In the meantime, tax attorneys, accountants and corporate payroll departments are scrambling to adjust to changes that won’t be official until Trump signs the bill in January.
Homeowners are already peppering local officials with questions about whether they can — and should — prepay their 2018 property taxes in the less than a dozen days left in 2017, before new limits on such deductions take effect. Others are asking their accountants whether there are expenses — such as moving costs — that they should pay now before they are no longer eligible for preferential tax treatment.
Much of the confusion is the result of how quickly Republican lawmakers were able to pass the legislation.
“I have been a tax attorney over 40 years. I have seen plenty of tax bills. This is unprecedented,” said Robert Willens, a New York-based tax consultant.
Steven Rosenthal, a senior fellow at the nonpartisan Tax Policy Center, was just one year out of law school in 1986 when Congress last passed a significant revision of the tax code. He, and hundreds of other tax attorneys, spent years watching that process unfold, Rosenthal recalled.
This time, “there hasn’t been the deliberate and slow unfolding [of the legislation] like there was in ’86,” he said. “The whole process has been so opaque and so rushed that few people understand what has been going on.”
The new tax legislation, which delivers deep and permanent tax cuts to corporations and temporary relief to individuals, was hammered out by Republicans in a matter of months, delivering Trump his first major legislative victory on an issue many expected would not be resolved until 2018, if at all.
It is a double-edged sword for some business owners. Griff Paper and Film, a 100-person distributor in Philadelphia, plans to take advantage of the favorable tax treatment the law provides for “pass-through” corporations and use the savings to buy new equipment, hire more employees, and train the company’s interns to become long-term workers.
But the slow rollout is proving problematic.

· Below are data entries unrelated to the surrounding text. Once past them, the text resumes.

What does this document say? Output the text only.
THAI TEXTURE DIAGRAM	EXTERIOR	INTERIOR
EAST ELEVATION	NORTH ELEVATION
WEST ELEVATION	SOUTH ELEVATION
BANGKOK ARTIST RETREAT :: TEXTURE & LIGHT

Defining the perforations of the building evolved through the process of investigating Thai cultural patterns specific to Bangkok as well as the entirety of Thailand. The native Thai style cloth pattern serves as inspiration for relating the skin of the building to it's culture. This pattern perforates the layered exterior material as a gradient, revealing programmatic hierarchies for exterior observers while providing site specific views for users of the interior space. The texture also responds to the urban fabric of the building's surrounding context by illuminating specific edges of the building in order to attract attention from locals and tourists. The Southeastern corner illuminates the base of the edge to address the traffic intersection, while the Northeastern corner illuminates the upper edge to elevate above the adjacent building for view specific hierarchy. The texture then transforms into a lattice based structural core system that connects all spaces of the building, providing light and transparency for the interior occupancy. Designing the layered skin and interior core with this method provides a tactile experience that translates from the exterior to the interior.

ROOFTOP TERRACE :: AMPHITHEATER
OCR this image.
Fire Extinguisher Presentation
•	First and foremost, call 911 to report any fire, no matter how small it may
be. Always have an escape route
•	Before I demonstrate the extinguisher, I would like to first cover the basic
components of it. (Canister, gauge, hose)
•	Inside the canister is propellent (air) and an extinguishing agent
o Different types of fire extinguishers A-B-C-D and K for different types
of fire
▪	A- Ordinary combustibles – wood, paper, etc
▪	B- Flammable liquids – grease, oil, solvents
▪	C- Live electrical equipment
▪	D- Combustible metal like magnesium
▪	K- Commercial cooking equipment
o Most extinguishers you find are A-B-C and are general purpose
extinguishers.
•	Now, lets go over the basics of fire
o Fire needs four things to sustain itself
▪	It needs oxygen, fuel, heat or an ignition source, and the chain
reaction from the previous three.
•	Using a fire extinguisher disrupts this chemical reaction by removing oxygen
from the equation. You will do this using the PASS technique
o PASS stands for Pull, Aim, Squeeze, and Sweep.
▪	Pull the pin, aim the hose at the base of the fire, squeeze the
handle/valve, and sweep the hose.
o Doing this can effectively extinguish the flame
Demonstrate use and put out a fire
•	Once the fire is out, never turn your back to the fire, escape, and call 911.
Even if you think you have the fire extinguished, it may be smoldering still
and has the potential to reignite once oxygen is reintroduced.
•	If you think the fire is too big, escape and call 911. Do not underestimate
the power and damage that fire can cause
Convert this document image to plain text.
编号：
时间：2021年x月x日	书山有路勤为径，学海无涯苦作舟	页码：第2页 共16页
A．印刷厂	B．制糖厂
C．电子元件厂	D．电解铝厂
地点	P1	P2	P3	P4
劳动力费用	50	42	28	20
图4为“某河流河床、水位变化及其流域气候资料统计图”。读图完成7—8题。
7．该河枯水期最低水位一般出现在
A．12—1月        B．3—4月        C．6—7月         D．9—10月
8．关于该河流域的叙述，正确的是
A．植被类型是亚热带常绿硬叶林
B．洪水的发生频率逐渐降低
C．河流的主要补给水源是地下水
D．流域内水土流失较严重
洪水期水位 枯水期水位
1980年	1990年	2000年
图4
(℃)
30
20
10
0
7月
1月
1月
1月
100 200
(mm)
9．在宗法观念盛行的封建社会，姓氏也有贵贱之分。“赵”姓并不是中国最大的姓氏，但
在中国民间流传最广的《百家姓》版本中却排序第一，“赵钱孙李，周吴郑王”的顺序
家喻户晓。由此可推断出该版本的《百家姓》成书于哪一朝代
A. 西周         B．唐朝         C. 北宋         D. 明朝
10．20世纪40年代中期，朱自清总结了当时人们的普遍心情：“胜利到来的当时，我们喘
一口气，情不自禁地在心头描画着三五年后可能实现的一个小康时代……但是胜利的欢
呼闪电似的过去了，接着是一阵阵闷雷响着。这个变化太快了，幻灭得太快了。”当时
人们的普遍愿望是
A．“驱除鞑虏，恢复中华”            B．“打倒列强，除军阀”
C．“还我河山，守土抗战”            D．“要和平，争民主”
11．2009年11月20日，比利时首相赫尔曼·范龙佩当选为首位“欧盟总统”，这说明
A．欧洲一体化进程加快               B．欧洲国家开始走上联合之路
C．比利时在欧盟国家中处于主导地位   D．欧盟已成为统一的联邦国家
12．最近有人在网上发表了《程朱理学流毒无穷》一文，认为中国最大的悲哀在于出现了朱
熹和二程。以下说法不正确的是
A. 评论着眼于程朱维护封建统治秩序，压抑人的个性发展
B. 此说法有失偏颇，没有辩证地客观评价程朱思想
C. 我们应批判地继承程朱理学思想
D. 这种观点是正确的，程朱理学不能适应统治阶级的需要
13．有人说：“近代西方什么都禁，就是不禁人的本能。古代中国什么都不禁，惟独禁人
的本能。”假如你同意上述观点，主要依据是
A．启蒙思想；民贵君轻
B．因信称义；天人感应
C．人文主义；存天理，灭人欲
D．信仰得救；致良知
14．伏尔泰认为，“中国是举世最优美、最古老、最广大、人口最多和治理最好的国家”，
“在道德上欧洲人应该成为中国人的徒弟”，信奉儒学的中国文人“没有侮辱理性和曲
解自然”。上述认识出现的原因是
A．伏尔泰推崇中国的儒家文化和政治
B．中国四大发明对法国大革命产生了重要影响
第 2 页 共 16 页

The Internal Revenue Service has yet to issue guidance on how the company should handle its payroll, for instance.
With little more than a week left in 2017, some individuals are racing to decide whether to take advantage of the changes before the IRS has even finalized the details. The new tax legislation, for instance, would cap deductions for state, local and property taxes at $10,000, prompting a Montgomery County lawmaker to urge the county to help residents prepay their property taxes before the end of the year.
Tax attorneys, meanwhile, said they have heard from clients who plan to accelerate charitable contributions this year because they might not need the deduction next year to lower their tax bill. Others are pondering whether to delay receiving income until 2018, when it could potentially be taxed at a lower rate.
For many people, the law renders obsolete the calculations companies use to withhold taxes from their paychecks, potentially leading some workers to not set aside enough for federal taxes and face a penalty. The American Payroll Association is warning of a potential “disaster” as companies wait to update their computer systems to reflect the changes.